The same cell object means the same reference to i. This explains what happened in this example. Or, if you like, you could explain all this by saying, "closures bind late." They are both correct but just with different mental models.

Now we understand the problem that introduced by late binding. Let's see how to bind the variable during function declaration. The idea is to have i also be a argument passed into the lambda function and then we assign the value immediately:

def mult_function_generator(max):
    for i in range(max):
        yield (lambda i: lambda x: x * i)(i)

Or if you like partial functions:

def mult_function_generator(max):
    for i in range(max):
        yield functools.partial(lambda x, i: x * i, i=i)

Or my favorite one:

def mult_function_generator(max):
    for i in range(max):
        yield lambda x, i=i: x * i

The last one works because default arguments is assigned when the function is defined.

Bonus

My favorite example for taking advantage of the late binding closure is from 20 Python libraries you aren't using (but should):

from time import perf_counter
from array import array
from contextlib import contextmanager

@contextmanager
def timing(label: str):
    t0 = perf_counter()
    yield lambda: (label, t1 - t0)
    t1 = perf_counter()

with timing('Array tests') as total:
    with timing('Array creation innermul') as inner:
        x = array('d', [0] * 1000000)

    with timing('Array creation outermul') as outer:
        x = array('d', [0]) * 1000000


print('Total [%s]: %.6f s' % total())
print('    Timing [%s]: %.6f s' % inner())
print('    Timing [%s]: %.6f s' % outer())

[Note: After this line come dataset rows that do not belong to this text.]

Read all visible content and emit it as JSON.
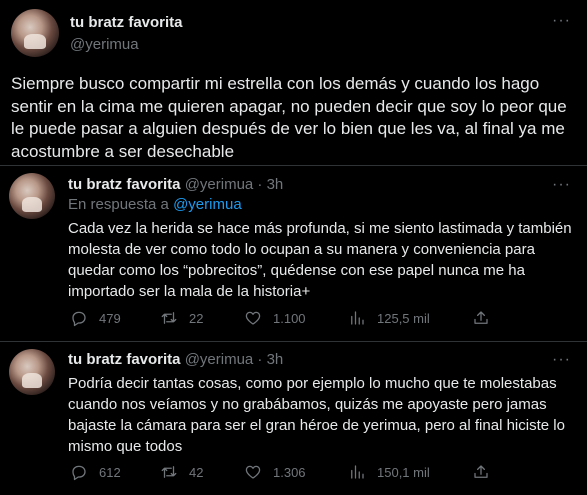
{
  "main_tweet": {
    "display_name": "tu bratz favorita",
    "handle": "@yerimua",
    "text": "Siempre busco compartir mi estrella con los demás y cuando los hago sentir en la cima me quieren apagar, no pueden decir que soy lo peor que le puede pasar a alguien después de ver lo bien que les va, al final ya me acostumbre a ser desechable"
  },
  "replies": [
    {
      "display_name": "tu bratz favorita",
      "meta": "@yerimua · 3h",
      "replying_prefix": "En respuesta a",
      "replying_mention": "@yerimua",
      "text": "Cada vez la herida se hace más profunda, si me siento lastimada y también molesta de ver como todo lo ocupan a su manera y conveniencia para quedar como los “pobrecitos”, quédense con ese papel nunca me ha importado ser la mala de la historia+",
      "replies_count": "479",
      "retweets_count": "22",
      "likes_count": "1.100",
      "views_count": "125,5 mil"
    },
    {
      "display_name": "tu bratz favorita",
      "meta": "@yerimua · 3h",
      "text": "Podría decir tantas cosas, como por ejemplo lo mucho que te molestabas cuando nos veíamos y no grabábamos, quizás me apoyaste pero jamas bajaste la cámara para ser el gran héroe de yerimua, pero al final hiciste lo mismo que todos",
      "replies_count": "612",
      "retweets_count": "42",
      "likes_count": "1.306",
      "views_count": "150,1 mil"
    }
  ],
  "icons": [
    "reply-icon",
    "retweet-icon",
    "like-icon",
    "views-icon",
    "share-icon",
    "more-icon"
  ],
  "colors": {
    "background": "#000000",
    "text": "#e7e9ea",
    "secondary": "#71767b",
    "accent": "#1d9bf0",
    "divider": "#2f3336"
  }
}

# Total [Array tests]: 0.064896 s
#    Timing [Array creation innermul]: 0.064195 s
#    Timing [Array creation outermul]: 0.000659 s

Appendix - discussion on loading a dereferenced variable

Take the mult_zero function for example. The dissembled code looks:

  3           0 LOAD_FAST                0 (x)
              2 LOAD_DEREF               0 (i)
              4 BINARY_MULTIPLY
              6 RETURN_VALUE

The second line calls the LOAD_DEREF op code in Python. My guess is that the name i was never dereferenced because the cell object still holds a reference on it. However, i must be treated specially since i isn't visible to the scope outside the closure functions. My next move will be looking into the CPython code to see how this op code works exactly.